OPINI - Rabu (22/3/2017), Himpunan Mahasiswa Ilmu Politik (Himapol) Fakultas Ilmu Sosial dan Ilmu Politik Universitas Muhammadiyah Jakarta (FISIP UMJ), menggelar Diskusi Publik tentang Deradikalisasi Paham Keagamaan di Indonesia.

Dalam acara tersebut, Direktur Pusat Studi Islam dan Pancasila UMJ, Dr. Ma'mun Murod Al-Barbasy, menjelaskan bahwa sebelumnya publik selalu mengamini setiap nalar yang dibangun negara terkait dengan terorisme.

Namun, dalam perkembangannya, akhir-akhir ini mulai muncul perspektif yang berubah dan mencoba menggugat nalar tersebut.

"Gugatan publik sangat rasional," kata Dr. Ma'mun, seperti dikutip dari laman Republika.co.id.

Dalam penjelasannya, setidaknya ada tiga alasan yang menjadi dasarnya. Pertama, anggaran pemberantasan teroris termasuk cukup besar. Tahun 2014 anggarannya sebesar 44 triliun.
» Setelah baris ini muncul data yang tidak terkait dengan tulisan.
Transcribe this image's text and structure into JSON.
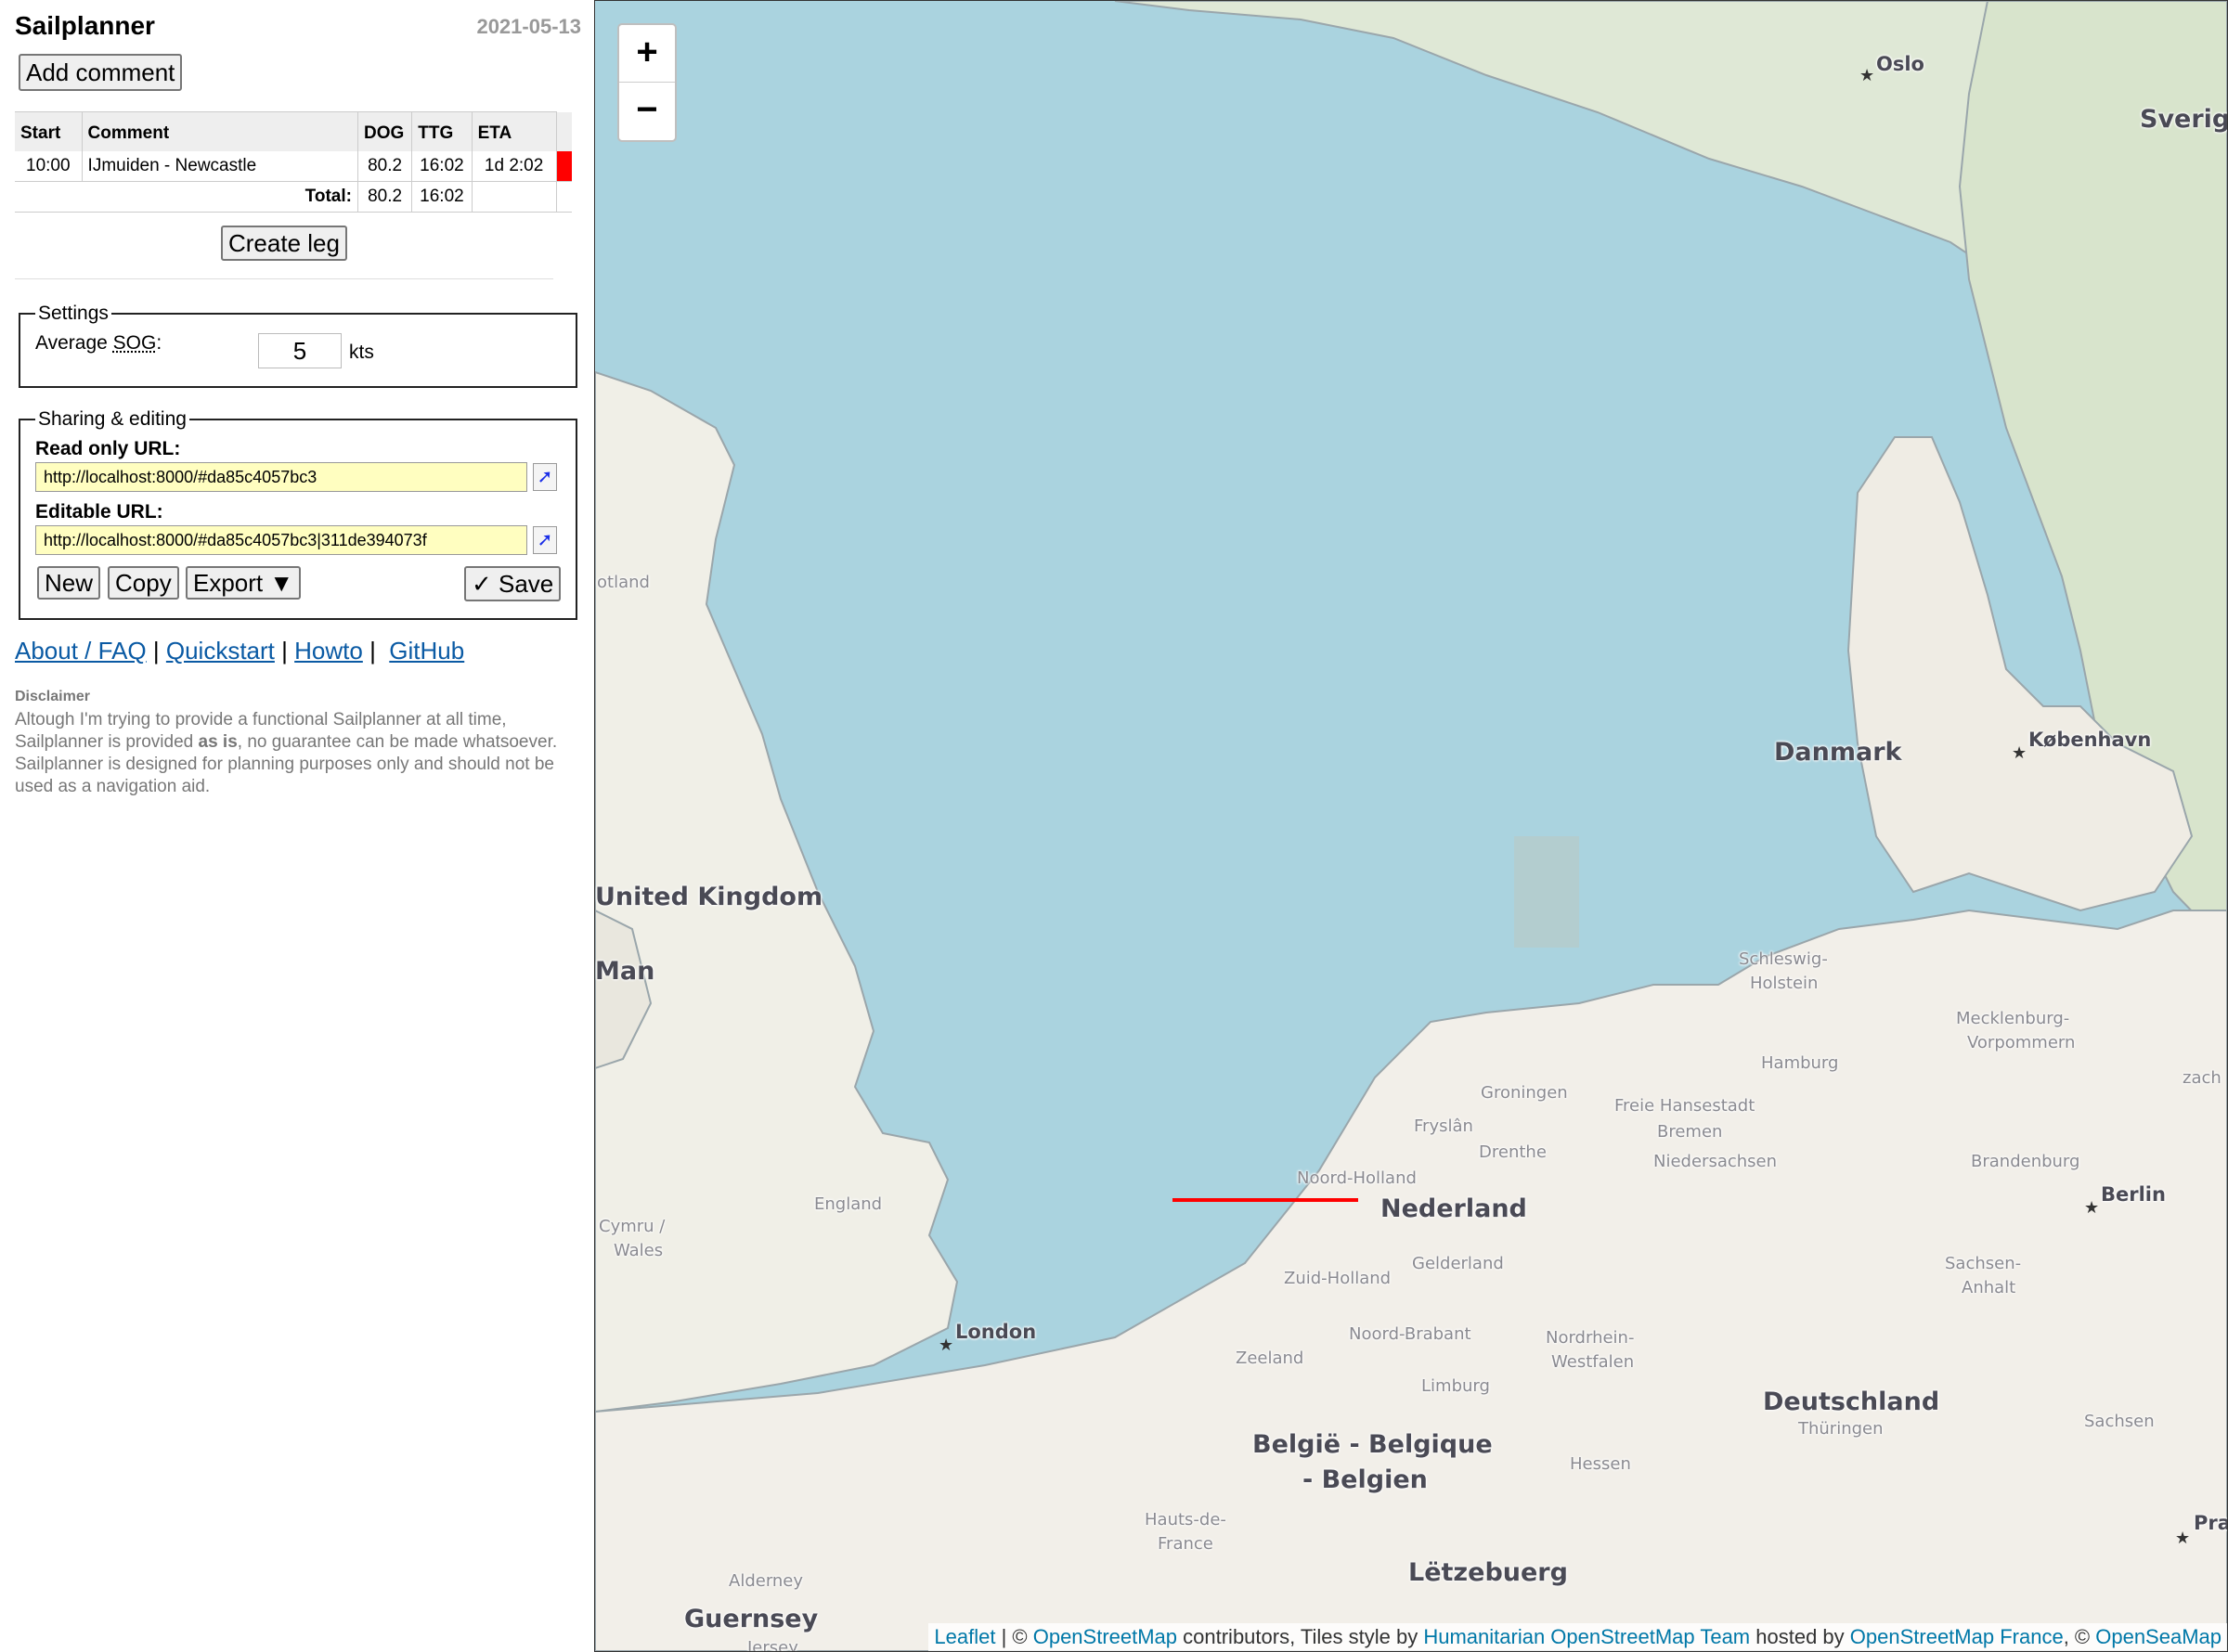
{
  "app": {
    "title": "Sailplanner",
    "date": "2021-05-13"
  },
  "buttons": {
    "add_comment": "Add comment",
    "create_leg": "Create leg",
    "new": "New",
    "copy": "Copy",
    "export": "Export ▼",
    "save": "✓ Save"
  },
  "legs_table": {
    "headers": [
      "Start",
      "Comment",
      "DOG",
      "TTG",
      "ETA"
    ],
    "rows": [
      {
        "start": "10:00",
        "comment": "IJmuiden - Newcastle",
        "dog": "80.2",
        "ttg": "16:02",
        "eta": "1d 2:02",
        "color": "#ff0000"
      }
    ],
    "total": {
      "label": "Total:",
      "dog": "80.2",
      "ttg": "16:02"
    }
  },
  "settings": {
    "legend": "Settings",
    "label_prefix": "Average ",
    "label_abbr": "SOG",
    "label_suffix": ":",
    "sog_value": "5",
    "unit": "kts"
  },
  "sharing": {
    "legend": "Sharing & editing",
    "readonly_label": "Read only URL:",
    "readonly_url": "http://localhost:8000/#da85c4057bc3",
    "editable_label": "Editable URL:",
    "editable_url": "http://localhost:8000/#da85c4057bc3|311de394073f",
    "open_icon": "➚"
  },
  "links": [
    {
      "label": "About / FAQ"
    },
    {
      "label": "Quickstart"
    },
    {
      "label": "Howto"
    },
    {
      "label": "GitHub"
    }
  ],
  "link_separator": "|",
  "disclaimer": {
    "title": "Disclaimer",
    "line1_a": "Altough I'm trying to provide a functional Sailplanner at all time, Sailplanner is provided ",
    "line1_b": "as is",
    "line1_c": ", no guarantee can be made whatsoever.",
    "line2": "Sailplanner is designed for planning purposes only and should not be used as a navigation aid."
  },
  "map": {
    "zoom_in": "+",
    "zoom_out": "−",
    "route_color": "#ff0000",
    "sea_color": "#aad3df",
    "land_color": "#f2efe9",
    "labels": {
      "oslo": "Oslo",
      "sverige": "Sverige",
      "kobenhavn": "København",
      "danmark": "Danmark",
      "united_kingdom": "United Kingdom",
      "man": "Man",
      "otland": "otland",
      "schleswig": "Schleswig-",
      "holstein": "Holstein",
      "mecklenburg": "Mecklenburg-",
      "vorpommern": "Vorpommern",
      "hamburg": "Hamburg",
      "groningen": "Groningen",
      "freie": "Freie Hansestadt",
      "bremen": "Bremen",
      "friesland": "Fryslân",
      "drenthe": "Drenthe",
      "niedersachsen": "Niedersachsen",
      "brandenburg": "Brandenburg",
      "berlin": "Berlin",
      "noord_holland": "Noord-Holland",
      "nederland": "Nederland",
      "gelderland": "Gelderland",
      "zuid_holland": "Zuid-Holland",
      "sachsen_anhalt": "Sachsen-",
      "anhalt": "Anhalt",
      "cymru": "Cymru /",
      "wales": "Wales",
      "england": "England",
      "london": "London",
      "noord_brabant": "Noord-Brabant",
      "nordrhein": "Nordrhein-",
      "westfalen": "Westfalen",
      "zeeland": "Zeeland",
      "limburg": "Limburg",
      "deutschland": "Deutschland",
      "thuringen": "Thüringen",
      "sachsen": "Sachsen",
      "belgie1": "België - Belgique",
      "belgie2": "- Belgien",
      "hessen": "Hessen",
      "hauts": "Hauts-de-",
      "france": "France",
      "letzebuerg": "Lëtzebuerg",
      "alderney": "Alderney",
      "guernsey": "Guernsey",
      "jersey": "Jersey",
      "praha": "Pra",
      "zach": "zach"
    },
    "attribution": {
      "leaflet": "Leaflet",
      "sep1": " | © ",
      "osm": "OpenStreetMap",
      "t1": " contributors, Tiles style by ",
      "hot": "Humanitarian OpenStreetMap Team",
      "t2": " hosted by ",
      "osmfr": "OpenStreetMap France",
      "t3": ", © ",
      "openseamap": "OpenSeaMap"
    }
  }
}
Pada APBN-P 2016, Densus 88 mendapat tambahan dana 1,9 triliun.

Kedua, pihak kepolisian terlalu sering melanggar hak asasi manusia (HAM) mereka yang diduga teroris. Polisi sering menzalimi dalam penanganan kasus atas terduga teroris, dengan cara main tembak dan bunuh tanpa melalui proses pengadilan.

"Dari data yang sempat beredar di media, sedikitnya ada 121 terduga teroris tewas tanpa lewat proses hukum," ujar Dr. Ma'mun.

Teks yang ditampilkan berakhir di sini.